ETA en Ciudad Real
Amanece el domingo en Ciudad Real con la luz clara de mayo y una suave brisa que despista el calor que luego hará a mediodía. Paseo por la Plaza de España y entro en el Bar El Peral, donde ETA colocó una bomba el 6 de diciembre de 2004, coincidiendo con el Día de la Constitución. La banda armada decidió ese día que varios artefactos explotaran a la vez en diferentes puntos de España. Era su particular forma de hacerle un corte de mangas a la Carta Magna y a todos los ciudadanos de este país, que le hemos aguantado estoicamente tantas barbaridades. En la hora final, ETA no va a salirse con la suya. Porque hay memoria y recuerdo. Y porque somos varias generaciones que crecimos con el dolor, el susto y la muerte cosidos a la lapa de nuestras vidas. ETA ha sido una banda terrorista que mató a mil personas y destrozó a otras tantas familias. No un movimiento de liberación ni nada por el estilo. Que les quede claro a los jóvenes que lo estudiarán a partir de ahora.
Pedro abrió aquella mañana de diciembre feliz, dos meses después de haber reformado su local de toda la vida. Es un hostelero culipardo que lleva detrás de la barra desde que le salieron los dientes. Sobre la una y media del mediodía, alguien dio la voz de alarma y dijo que había una bomba. Pedro echó a la calle a todos los clientes y con la policía acordonó el local. Mi compañera Salu García Alfaro, de Onda Cero Valdepeñas, era vecina entonces del Bar El Peral. Me dice que desalojaron todo el edificio y los hicieron bajar a la plaza. “No debí de entrar, pero entré y me estalló la bomba”, asegura Pedro. “No escuché nada, no recuerdo nada, sólo un silencio y oscuridad... Cerré los ojos y ya está”. La bomba estaba en el cuarto de baño de señoras. “Pasé el día con infusiones... Creo que vinieron aquí porque era el único local abierto en la Plaza de España... La policía me dijo después que los detuvieron... En cuarenta y cinco días, volví a abrir... Para mí me guardo lo que yo pienso, pero son asesinos... Lo importante es que no pasó nada y no mató a nadie”.

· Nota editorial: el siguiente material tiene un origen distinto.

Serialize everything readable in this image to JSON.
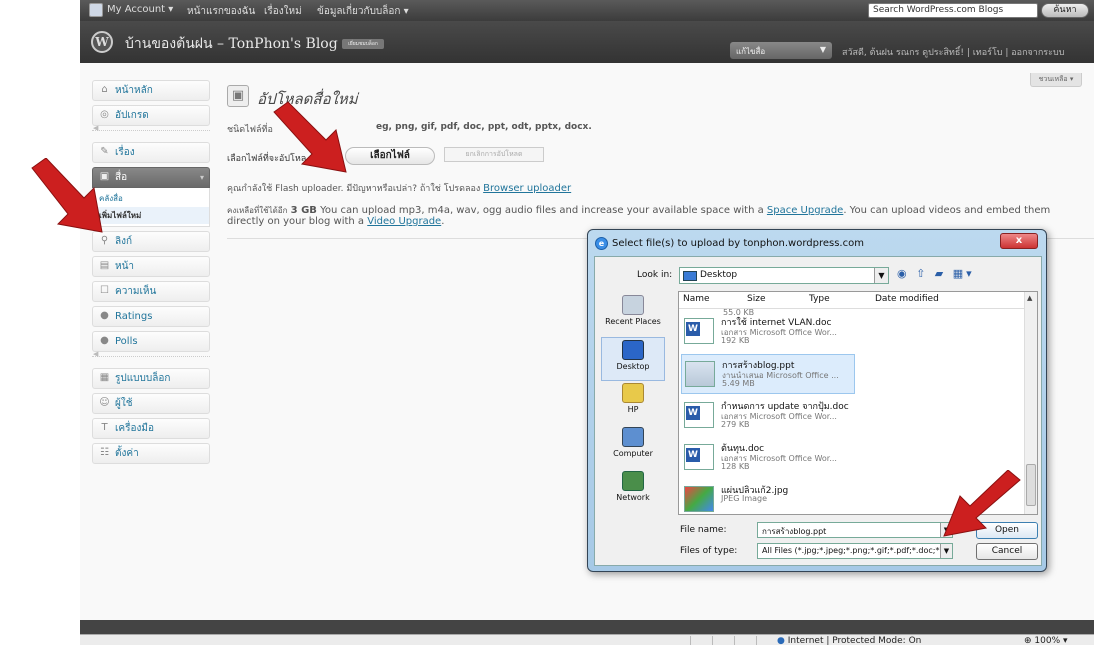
{
  "adminbar": {
    "account": "My Account ▾",
    "nav": [
      "หน้าแรกของฉัน",
      "เรื่องใหม่",
      "ข้อมูลเกี่ยวกับบล็อก ▾"
    ],
    "search_placeholder": "Search WordPress.com Blogs",
    "search_button": "ค้นหา"
  },
  "header": {
    "site_title": "บ้านของต้นฝน – TonPhon's Blog",
    "site_badge": "เยี่ยมชมบล็อก",
    "favorites_select": "แก้ไขสื่อ",
    "howdy": "สวัสดี, ต้นฝน รณกร  ดูประสิทธิ์! | เทอร์โบ | ออกจากระบบ"
  },
  "sidebar": {
    "top_items": [
      {
        "label": "หน้าหลัก",
        "icon": "⌂"
      },
      {
        "label": "อัปเกรด",
        "icon": "◎"
      }
    ],
    "posts": {
      "label": "เรื่อง",
      "icon": "✎"
    },
    "media": {
      "label": "สื่อ",
      "icon": "▣",
      "toggle": "▾",
      "subitems": [
        "คลังสื่อ",
        "เพิ่มไฟล์ใหม่"
      ]
    },
    "mid_items": [
      {
        "label": "ลิงก์",
        "icon": "⚲"
      },
      {
        "label": "หน้า",
        "icon": "▤"
      },
      {
        "label": "ความเห็น",
        "icon": "☐"
      },
      {
        "label": "Ratings",
        "icon": "●"
      },
      {
        "label": "Polls",
        "icon": "●"
      }
    ],
    "bottom_items": [
      {
        "label": "รูปแบบบล็อก",
        "icon": "▦"
      },
      {
        "label": "ผู้ใช้",
        "icon": "☺"
      },
      {
        "label": "เครื่องมือ",
        "icon": "T"
      },
      {
        "label": "ตั้งค่า",
        "icon": "☷"
      }
    ]
  },
  "main": {
    "screen_options": "ชวนเหลือ ▾",
    "title": "อัปโหลดสื่อใหม่",
    "file_types_label": "ชนิดไฟล์ที่อ",
    "file_types_value": "eg, png, gif, pdf, doc, ppt, odt, pptx, docx.",
    "select_label": "เลือกไฟล์ที่จะอัปโหล",
    "select_button": "เลือกไฟล์",
    "cancel_upload": "ยกเลิกการอัปโหลด",
    "uploader_text": "คุณกำลังใช้  Flash uploader. มีปัญหาหรือเปล่า? ถ้าใช่  โปรดลอง",
    "browser_uploader": "Browser uploader",
    "space_prefix": "คงเหลือที่ใช้ได้อีก",
    "space_amount": "3 GB",
    "space_text": "You can upload mp3, m4a, wav, ogg audio files and increase your available space with a",
    "space_upgrade": "Space Upgrade",
    "space_text2": ". You can upload videos and embed them",
    "space_text3": "directly on your blog with a",
    "video_upgrade": "Video Upgrade",
    "space_text4": "."
  },
  "statusbar": {
    "zone": "Internet | Protected Mode: On",
    "zoom": "100%"
  },
  "dialog": {
    "title": "Select file(s) to upload by tonphon.wordpress.com",
    "close": "x",
    "lookin_label": "Look in:",
    "lookin_value": "Desktop",
    "toolbar_icons": "◉ ⇧ ▰ ▦▾",
    "places": [
      "Recent Places",
      "Desktop",
      "HP",
      "Computer",
      "Network"
    ],
    "columns": [
      "Name",
      "Size",
      "Type",
      "Date modified"
    ],
    "files": [
      {
        "name": "การใช้ internet VLAN.doc",
        "type": "เอกสาร Microsoft Office Wor...",
        "size": "192 KB",
        "kind": "doc",
        "selected": false
      },
      {
        "name": "การสร้างblog.ppt",
        "type": "งานนำเสนอ Microsoft Office ...",
        "size": "5.49 MB",
        "kind": "ppt",
        "selected": true
      },
      {
        "name": "กำหนดการ update จากปุ้ม.doc",
        "type": "เอกสาร Microsoft Office Wor...",
        "size": "279 KB",
        "kind": "doc",
        "selected": false
      },
      {
        "name": "ต้นทุน.doc",
        "type": "เอกสาร Microsoft Office Wor...",
        "size": "128 KB",
        "kind": "doc",
        "selected": false
      },
      {
        "name": "แผ่นปลิวแก้2.jpg",
        "type": "JPEG Image",
        "size": "",
        "kind": "jpg",
        "selected": false
      }
    ],
    "partial_size": "55.0 KB",
    "file_name_label": "File name:",
    "file_name_value": "การสร้างblog.ppt",
    "file_type_label": "Files of type:",
    "file_type_value": "All Files (*.jpg;*.jpeg;*.png;*.gif;*.pdf;*.doc;*.ppt;",
    "open_button": "Open",
    "cancel_button": "Cancel"
  },
  "colors": {
    "link": "#21759b",
    "arrow": "#cc1f1f",
    "header_bg": "#3c3c3c"
  }
}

Como Pedro, miles son los testimonios vivos que hoy podrían hablar de ETA. Recuerdo el asesinato de Tomás y Valiente una fría mañana de febrero cuando yo salía de la facultad de la Complutense. O el atentado de Vallecas un 11 de diciembre. Y, por supuesto, Miguel Ángel Blanco y Ortega Lara. La cara más mísera y oscura del hombre en menos de quince días. Qué hijos de puta los etarras. En la hora final, sólo queda asco y conmiseración. Que se pudran en la cárcel por todo el dolor que causaron. Y que no traten de sacar tajada. Como dijo Rajoy el viernes, si no lo consiguieron con violencia, es de esperar que no lo obtengan sin ella.
Nuestro respeto reverencial a todos los muertos que cayeron, sin distinción, y nuestro apoyo a las familias que aún hoy lo sufren. Es lo mínimo que una sociedad justa y democrática debe hacer, estar con las víctimas. Y nuestro desprecio absoluto no sólo a quienes mataron, sino a quienes los justificaron. Pedro Jota recordaba ayer que Aznar dijo de Arzallus que era el “jefe de los nazis”. Perro rabioso el jesuita. Los curas enfermaron y la Iglesia no ha sabido extirpar el cáncer del nacionalismo en su seno. Ahora pasa en Cataluña de nuevo. Las palabras de Monseñor Uriarte con el cadáver de López de la Calle aún caliente, pidiendo a Mayor Oreja el acercamiento de presos etarras, producen arcadas aún con la distancia del tiempo mediante.
Que sea obligatoria, por favor, en todas las escuelas, sobre todo en el País Vasco, la lectura de Patria, la obra de Fernando Aramburu. Y que nadie olvide que el nacionalismo anida en su vientre el monstruo dormido de la violencia. Y en cualquier momento, puede volver a despertar.